Gold producers kept operating costs in line all through the mid-2010s when gold prices were depressed. In doing so, they’ve all now been provided with the opportunity for rapid profit margin expansion.

Going back to as far as 2007, EBITDA margins have never been as high as they were in Q1 this year.

Gold miners EBITDA Gold miners cash is king

A delicate balance of debt and equity optimizes returns to both debt and equity holders. These improving profit margins have led to gold producers reducing debt on their balance sheets.

Total debt has declined over 28%, from $40 billion in 2014 to $28 billion as of March 2021.

Gold miners total debt cash is king

Margins are up and debt is down, so…

Here’s What This Means for Gold Stocks…

Strong gold prices mean faster payback of capital for miners.

This improves asset valuations and supports higher share prices.

Strong profit margins and declining debt profiles set the stage for gold producers to improve shareholder returns through 2 major ways:

Improve alignment with shareholders through increased dividends and buybacks.

After a decade of paltry distributions to shareholders, investors will be demanding cash being returned to them instead of to corporate pockets. This is a similar situation to what we’ve seen in the oil patch over the past 12 months as companies fight to keep shareholders invested.
And eventually…

Acquisition targets.

Income that’s not returned to shareholders should be reinvested into growth opportunities (either organic or acquisition). Strong gold prices provide support for takeovers and incentivize companies to grow through acquisition.

Gold Merger Mania: About to Heat Up?

Transaction volume in 2021 is off to a slow start…

But given the balance sheets and strong gold prices, more deal volume is likely in the second half of the year and into 2022.

global precious metals merger & acquisition volume

And as deal volume picks up, I believe there’ll be a premium paid for deposits in +SWAP Line Nations.

The reason is two-fold:

  1. There’s less jurisdictional risk in +SWAP Line Nations. No miner wants their mine nationalized, nor do they want to give up +25% for free to the government. As a shareholder you shouldn’t either. Today I see far more complacency with this than ever before. Yet there’s a never-ending barrage of headlines for increased royalties, taxes and government takes.
  2. High quality deposits are hard to come by. Average grades are dropping and have forced miners into the -SWAP Line Nations. This makes those deposits located in safe jurisdictions that much more valuable.

So, what’s the best way to identify which deposits – and which companies – will be at the top of each gold mining major’s shopping list?

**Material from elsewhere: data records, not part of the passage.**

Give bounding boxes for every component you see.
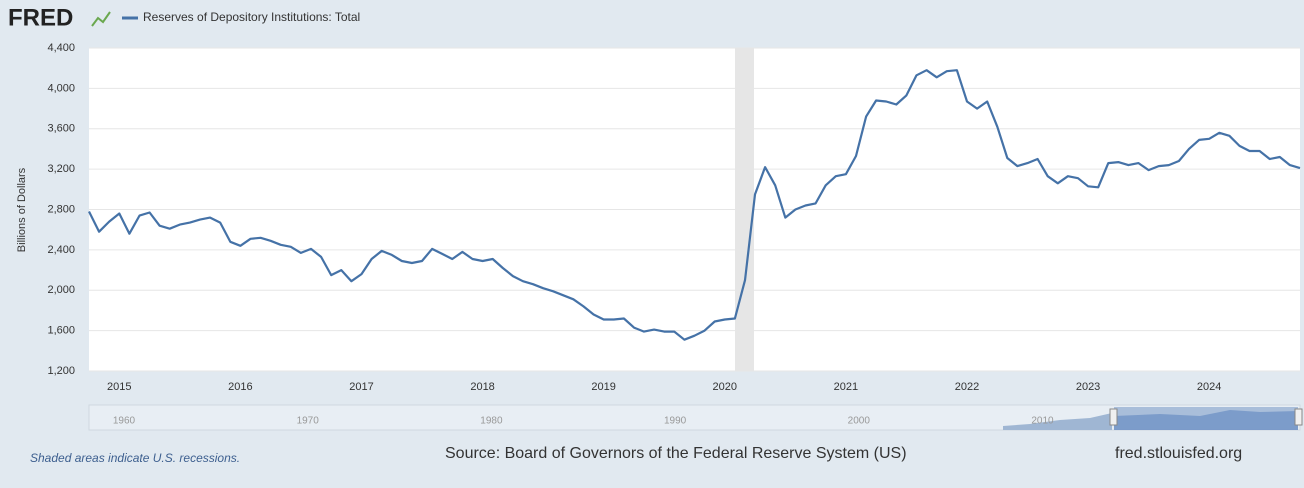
logo-icon [91,11,111,27]
navigator-label: 1990 [664,416,687,427]
y-tick-label: 3,600 [47,123,75,135]
x-tick-label: 2016 [228,381,252,393]
y-tick-label: 2,400 [47,244,75,256]
y-tick-label: 1,600 [47,325,75,337]
navigator-label: 1980 [480,416,503,427]
x-tick-label: 2017 [349,381,373,393]
source: Source: Board of Governors of the Federa… [445,445,907,462]
navigator-series [1003,413,1112,430]
x-tick-label: 2018 [470,381,494,393]
y-tick-label: 3,200 [47,163,75,175]
site-url: fred.stlouisfed.org [1115,445,1242,462]
x-tick-label: 2019 [591,381,615,393]
x-tick-label: 2020 [713,381,737,393]
navigator-label: 1970 [297,416,320,427]
y-tick-label: 4,400 [47,42,75,54]
brand-logo: FRED [8,4,73,31]
legend-label: Reserves of Depository Institutions: Tot… [143,10,360,24]
y-tick-label: 1,200 [47,365,75,377]
x-tick-label: 2021 [834,381,858,393]
recession-note: Shaded areas indicate U.S. recessions. [30,451,240,465]
y-tick-label: 4,000 [47,82,75,94]
series-line [88,69,1301,341]
navigator-handle[interactable] [1109,408,1118,426]
y-tick-label: 2,000 [47,284,75,296]
navigator-handle[interactable] [1294,408,1303,426]
navigator-selected-series [1114,410,1298,430]
navigator-label: 1960 [113,416,136,427]
navigator-label: 2000 [848,416,871,427]
y-axis-label: Billions of Dollars [16,167,28,252]
x-tick-label: 2024 [1197,381,1221,393]
x-tick-label: 2022 [955,381,979,393]
y-tick-label: 2,800 [47,203,75,215]
x-tick-label: 2023 [1076,381,1100,393]
x-tick-label: 2015 [107,381,131,393]
navigator-label: 2010 [1031,416,1054,427]
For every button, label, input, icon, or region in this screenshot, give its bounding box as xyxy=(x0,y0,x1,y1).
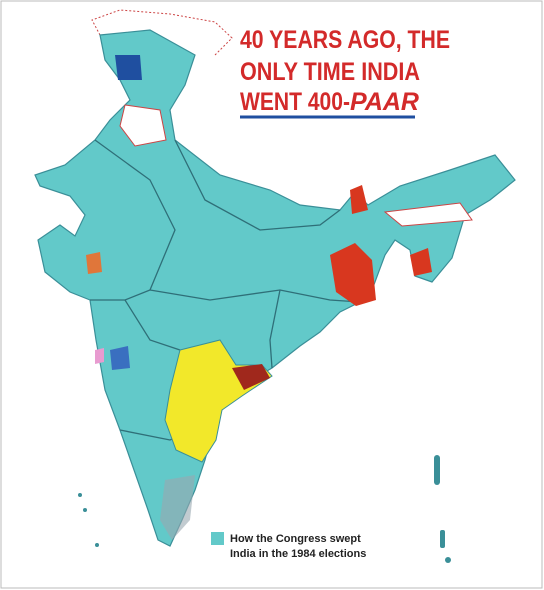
title-line: WENT 400-PAAR xyxy=(240,88,419,116)
region-grey xyxy=(160,475,195,540)
region-red xyxy=(330,243,376,306)
title-line: ONLY TIME INDIA xyxy=(240,58,420,86)
region-white xyxy=(383,202,473,227)
region-red xyxy=(410,248,432,276)
region-white xyxy=(119,104,167,147)
region-blue xyxy=(115,55,142,80)
islands xyxy=(78,455,451,563)
legend-swatch xyxy=(211,532,224,545)
region-orange xyxy=(86,252,102,274)
legend-text: India in the 1984 elections xyxy=(230,548,366,560)
border-outline xyxy=(91,9,233,56)
region-blue xyxy=(110,346,130,370)
title-text: WENT 400- xyxy=(240,88,350,116)
title-line: 40 YEARS AGO, THE xyxy=(240,26,450,54)
legend-text: How the Congress swept xyxy=(230,533,361,545)
region-pink xyxy=(95,348,104,364)
region-red xyxy=(350,185,368,214)
title-emphasis: PAAR xyxy=(350,88,419,116)
region-red xyxy=(232,364,270,390)
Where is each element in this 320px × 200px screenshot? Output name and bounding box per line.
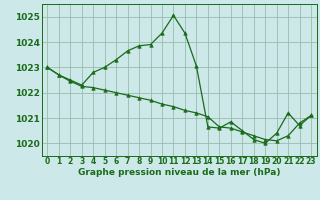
X-axis label: Graphe pression niveau de la mer (hPa): Graphe pression niveau de la mer (hPa) xyxy=(78,168,280,177)
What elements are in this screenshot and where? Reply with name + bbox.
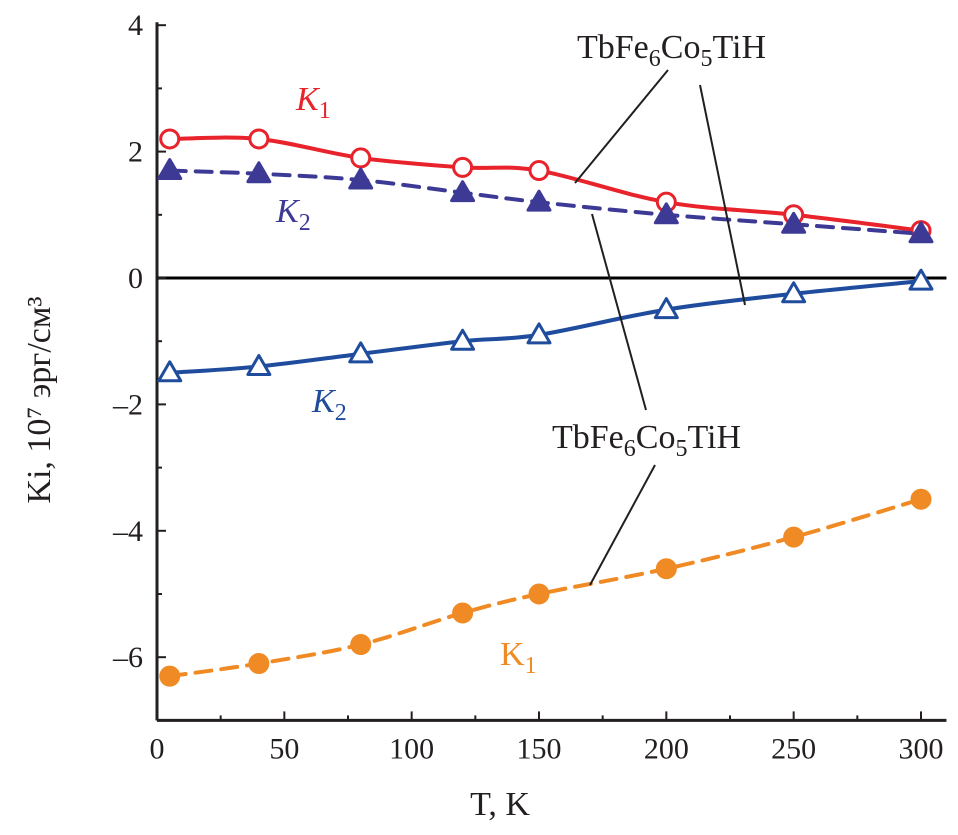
data-point [159,128,181,150]
x-tick-label: 50 [269,732,299,765]
data-point [246,353,272,376]
series-K2 [157,268,934,383]
series-label: K2 [311,383,347,426]
leader-line [699,84,746,306]
annotation-label: TbFe6Co5TiH [577,29,766,72]
data-point [248,128,270,150]
leader-lines [574,69,746,586]
data-point [526,189,552,212]
series-label: K1 [295,81,331,124]
data-point [526,322,552,345]
data-point [781,281,807,304]
data-point [157,360,183,383]
data-point [450,328,476,351]
data-point [452,602,474,624]
plot-area [157,128,934,687]
data-point [910,488,932,510]
y-tick-label: 0 [128,262,143,295]
data-point [655,558,677,580]
x-tick-label: 250 [771,732,816,765]
data-point [248,653,270,675]
data-point [653,297,679,320]
x-axis-label: T, K [470,786,530,823]
y-axis-label: Ki, 10⁷ эрг/см³ [21,296,58,503]
series-line [167,279,923,375]
data-point [348,341,374,364]
leader-line [589,464,656,586]
series-K1 [159,488,932,687]
leader-line [591,213,647,411]
axes: 0 50 100 150 200 250 300 –6 –4 –2 0 2 4 [112,9,947,765]
annotation-label: TbFe6Co5TiH [552,419,741,462]
y-tick-label: –4 [112,515,143,548]
data-point [452,156,474,178]
series-label: K1 [500,636,537,679]
data-point [246,161,272,184]
leader-line [574,69,669,184]
data-point [781,211,807,234]
x-tick-label: 100 [389,732,434,765]
y-tick-label: 2 [128,136,143,169]
data-point [783,526,805,548]
x-tick-label: 300 [899,732,944,765]
y-tick-label: –2 [112,388,143,421]
data-point [908,268,934,291]
data-point [157,158,183,181]
data-point [450,180,476,203]
series-label: K2 [275,193,311,236]
data-point [159,665,181,687]
data-point [653,202,679,225]
data-point [908,221,934,244]
x-tick-label: 200 [644,732,689,765]
data-point [350,147,372,169]
series-K2 [157,158,934,244]
data-point [528,160,550,182]
data-point [348,167,374,190]
x-tick-label: 0 [150,732,165,765]
data-point [350,634,372,656]
x-tick-label: 150 [517,732,562,765]
y-tick-label: 4 [128,9,143,42]
data-point [528,583,550,605]
y-tick-label: –6 [112,641,143,674]
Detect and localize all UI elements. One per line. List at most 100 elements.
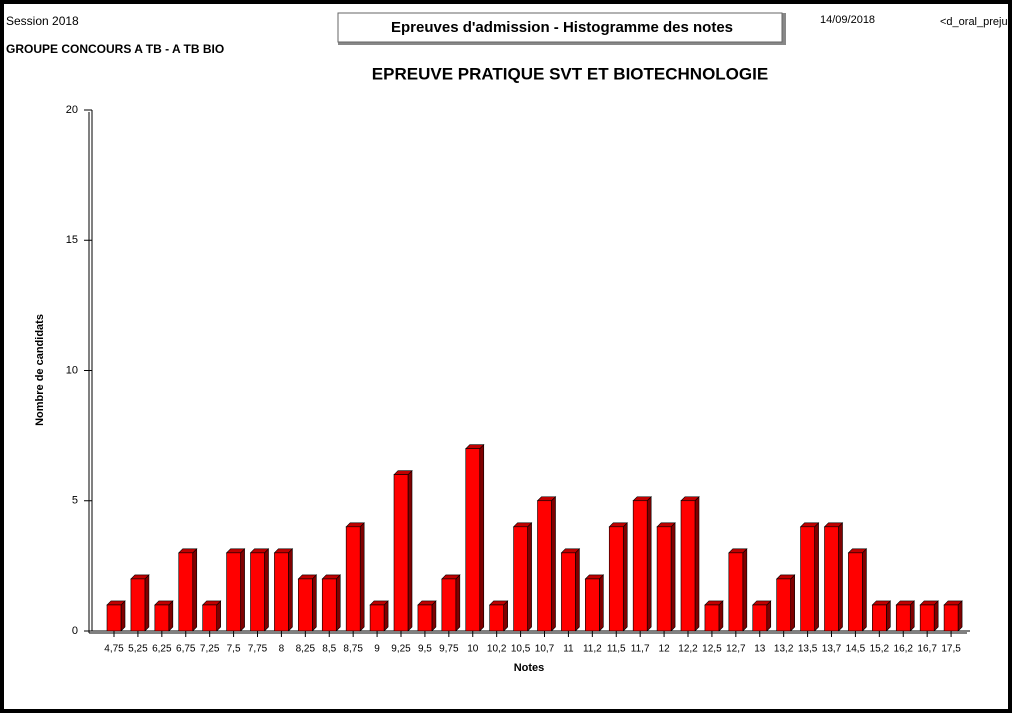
bar — [226, 552, 241, 632]
x-tick-label: 8,25 — [296, 644, 316, 655]
bar-group — [823, 522, 844, 632]
bar-side — [670, 522, 676, 632]
bar — [895, 604, 911, 632]
bar — [608, 526, 624, 632]
bar — [585, 578, 600, 632]
bar-group — [847, 548, 868, 632]
x-tick-label: 6,75 — [176, 644, 196, 655]
bar-group — [728, 548, 748, 632]
x-tick-label: 9,25 — [391, 644, 411, 655]
x-tick-label: 9,5 — [418, 644, 432, 655]
y-axis-label: Nombre de candidats — [34, 314, 46, 426]
bar — [537, 500, 552, 632]
bar-group — [512, 522, 533, 632]
bar-side — [288, 548, 293, 632]
x-tick-label: 9,75 — [439, 644, 459, 655]
bar-group — [321, 574, 341, 632]
y-tick-label: 5 — [72, 495, 78, 507]
bar-side — [646, 496, 652, 632]
bar — [393, 474, 409, 632]
bar-side — [407, 469, 413, 632]
bar-group — [656, 522, 676, 632]
x-tick-label: 8,75 — [343, 644, 363, 655]
bar-side — [216, 600, 221, 632]
bar-side — [551, 496, 556, 632]
x-tick-label: 10,2 — [487, 644, 507, 655]
bar-side — [144, 574, 150, 632]
bar — [202, 604, 217, 632]
banner: Epreuves d'admission - Histogramme des n… — [391, 19, 733, 36]
bar-side — [335, 574, 341, 632]
x-tick-label: 13,5 — [798, 644, 818, 655]
bar-side — [766, 600, 772, 632]
x-tick-label: 12 — [659, 644, 671, 655]
x-tick-label: 11,5 — [607, 644, 626, 655]
bar — [800, 526, 815, 632]
x-tick-label: 12,2 — [678, 644, 698, 655]
x-tick-label: 16,2 — [894, 644, 914, 655]
bar-group — [488, 600, 509, 632]
group: GROUPE CONCOURS A TB - A TB BIO — [6, 42, 224, 56]
x-tick-label: 17,5 — [941, 644, 961, 655]
bar — [680, 500, 696, 632]
x-tick-label: 8,5 — [322, 644, 336, 655]
bar-side — [479, 443, 485, 632]
bar — [656, 526, 672, 632]
x-tick-label: 11 — [563, 644, 574, 655]
bar-group — [225, 548, 246, 632]
bar-group — [608, 522, 628, 632]
date: 14/09/2018 — [820, 14, 875, 26]
x-tick-label: 13,2 — [774, 644, 794, 655]
x-tick-label: 4,75 — [104, 644, 124, 655]
x-tick-label: 7,5 — [227, 644, 241, 655]
bar-side — [886, 600, 891, 632]
bar — [250, 552, 265, 632]
bar-group — [895, 600, 915, 632]
bar-side — [527, 522, 532, 632]
bar-side — [431, 600, 437, 632]
y-tick-label: 20 — [66, 104, 78, 116]
bar-group — [943, 600, 963, 632]
bar — [752, 604, 768, 632]
bar-group — [369, 600, 389, 632]
code: <d_oral_preju — [940, 16, 1008, 28]
bar-side — [718, 600, 724, 632]
bar-side — [359, 522, 365, 632]
bar — [441, 578, 457, 632]
x-tick-label: 8 — [279, 644, 285, 655]
banner-box — [337, 12, 783, 43]
bar — [154, 604, 170, 632]
bar-group — [704, 600, 724, 632]
x-tick-label: 10,7 — [535, 644, 555, 655]
bar-side — [838, 522, 843, 632]
bar-side — [622, 522, 628, 632]
x-tick-label: 10,5 — [511, 644, 531, 655]
bar — [130, 578, 146, 632]
bar — [178, 552, 194, 632]
bar-group — [584, 574, 605, 632]
bar — [561, 552, 576, 632]
bar-group — [919, 600, 939, 632]
bar-side — [503, 600, 508, 632]
bar-group — [297, 574, 318, 632]
bar-group — [417, 600, 437, 632]
y-tick-label: 10 — [66, 364, 78, 376]
x-tick-label: 10 — [467, 644, 479, 655]
bar — [369, 604, 385, 632]
bar-group — [249, 548, 270, 632]
bar — [274, 552, 289, 632]
y-tick-label: 15 — [66, 234, 78, 246]
x-tick-label: 7,75 — [248, 644, 268, 655]
bar — [776, 578, 791, 632]
x-tick-label: 14,5 — [846, 644, 866, 655]
y-tick-label: 0 — [72, 625, 78, 637]
bar-side — [599, 574, 604, 632]
bar-side — [264, 548, 269, 632]
bar-group — [871, 600, 892, 632]
bar-group — [799, 522, 820, 632]
bar-side — [957, 600, 963, 632]
x-tick-label: 12,7 — [726, 644, 746, 655]
bar-side — [383, 600, 389, 632]
bar — [704, 604, 720, 632]
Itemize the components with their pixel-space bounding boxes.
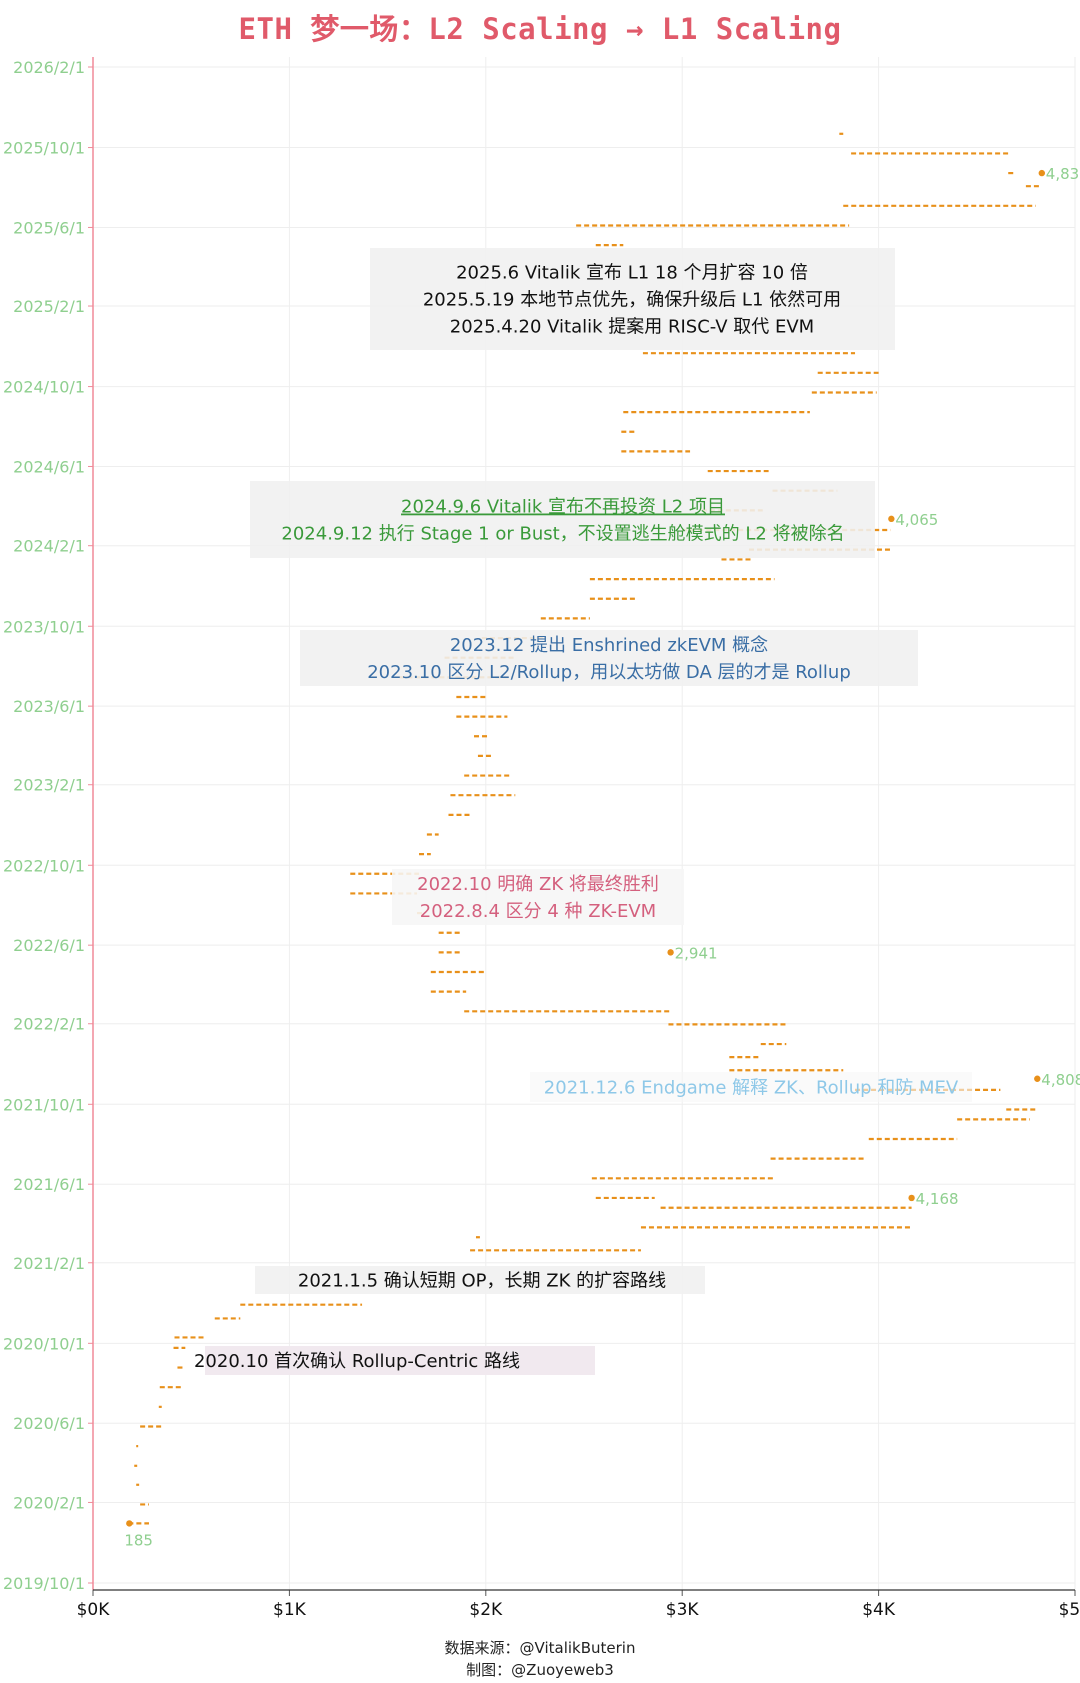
y-tick-label: 2020/6/1 <box>13 1414 85 1433</box>
y-tick-label: 2022/6/1 <box>13 936 85 955</box>
y-tick-label: 2020/2/1 <box>13 1493 85 1512</box>
annotation-box <box>392 869 684 925</box>
annotation-box <box>250 481 875 558</box>
annotation-line: 2022.8.4 区分 4 种 ZK-EVM <box>420 901 656 922</box>
annotation-box <box>300 630 918 686</box>
annotation: 2024.9.6 Vitalik 宣布不再投资 L2 项目 2024.9.12 执… <box>250 481 875 558</box>
annotation-box <box>370 248 895 350</box>
y-tick-label: 2024/10/1 <box>3 378 85 397</box>
peak-marker <box>1034 1075 1041 1082</box>
annotation-line: 2023.12 提出 Enshrined zkEVM 概念 <box>450 634 768 656</box>
y-tick-label: 2021/10/1 <box>3 1095 85 1114</box>
x-tick-label: $0K <box>77 1600 111 1620</box>
y-tick-label: 2022/10/1 <box>3 856 85 875</box>
grid <box>92 57 1076 1590</box>
annotation: 2022.10 明确 ZK 将最终胜利 2022.8.4 区分 4 种 ZK-EV… <box>392 869 684 925</box>
value-label: 4,065 <box>895 511 938 529</box>
y-tick-label: 2024/6/1 <box>13 457 85 476</box>
x-tick-label: $5K <box>1059 1600 1080 1620</box>
data-source: 数据来源：@VitalikButerin <box>444 1639 636 1657</box>
chart-author: 制图：@Zuoyeweb3 <box>466 1661 614 1679</box>
annotation-line: 2025.6 Vitalik 宣布 L1 18 个月扩容 10 倍 <box>456 263 808 284</box>
y-tick-label: 2019/10/1 <box>3 1574 85 1593</box>
peak-marker <box>667 949 674 956</box>
annotation: 2025.6 Vitalik 宣布 L1 18 个月扩容 10 倍 2025.5.… <box>370 248 895 350</box>
annotation-line: 2023.10 区分 L2/Rollup，用以太坊做 DA 层的才是 Rollu… <box>367 662 851 683</box>
y-tick-label: 2020/10/1 <box>3 1334 85 1353</box>
y-tick-label: 2023/2/1 <box>13 776 85 795</box>
annotation-line: 2024.9.6 Vitalik 宣布不再投资 L2 项目 <box>401 497 725 518</box>
y-tick-label: 2023/10/1 <box>3 617 85 636</box>
value-label: 185 <box>124 1531 153 1549</box>
peak-marker <box>126 1520 133 1527</box>
annotation-box <box>255 1266 705 1294</box>
value-labels: 185 4,168 4,808 2,941 4,065 4,831 <box>124 165 1080 1549</box>
annotation-line: 2025.4.20 Vitalik 提案用 RISC-V 取代 EVM <box>450 317 814 338</box>
value-label: 4,831 <box>1046 165 1080 183</box>
annotation-line: 2022.10 明确 ZK 将最终胜利 <box>417 874 659 895</box>
annotation: 2021.1.5 确认短期 OP，长期 ZK 的扩容路线 <box>255 1266 705 1294</box>
annotation-box <box>530 1072 972 1102</box>
annotation-line: 2024.9.12 执行 Stage 1 or Bust，不设置逃生舱模式的 L… <box>281 524 844 545</box>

You could sift through hundreds of technical documents and spend years traveling to remote areas while completing thousands of hours of due diligence…

Or you could take the easy route.

As a professional fund manager focused on the natural resource space, I’ve dedicated my career to this sector.

I know all the big players and have one of the best rolodexes in the game.

As an example…

A very large position in my own portfolio (and one my subscribers are up 400% on) is led by the “Gentleman of Mining”.

And he hasn’t even done a single institutional presentation.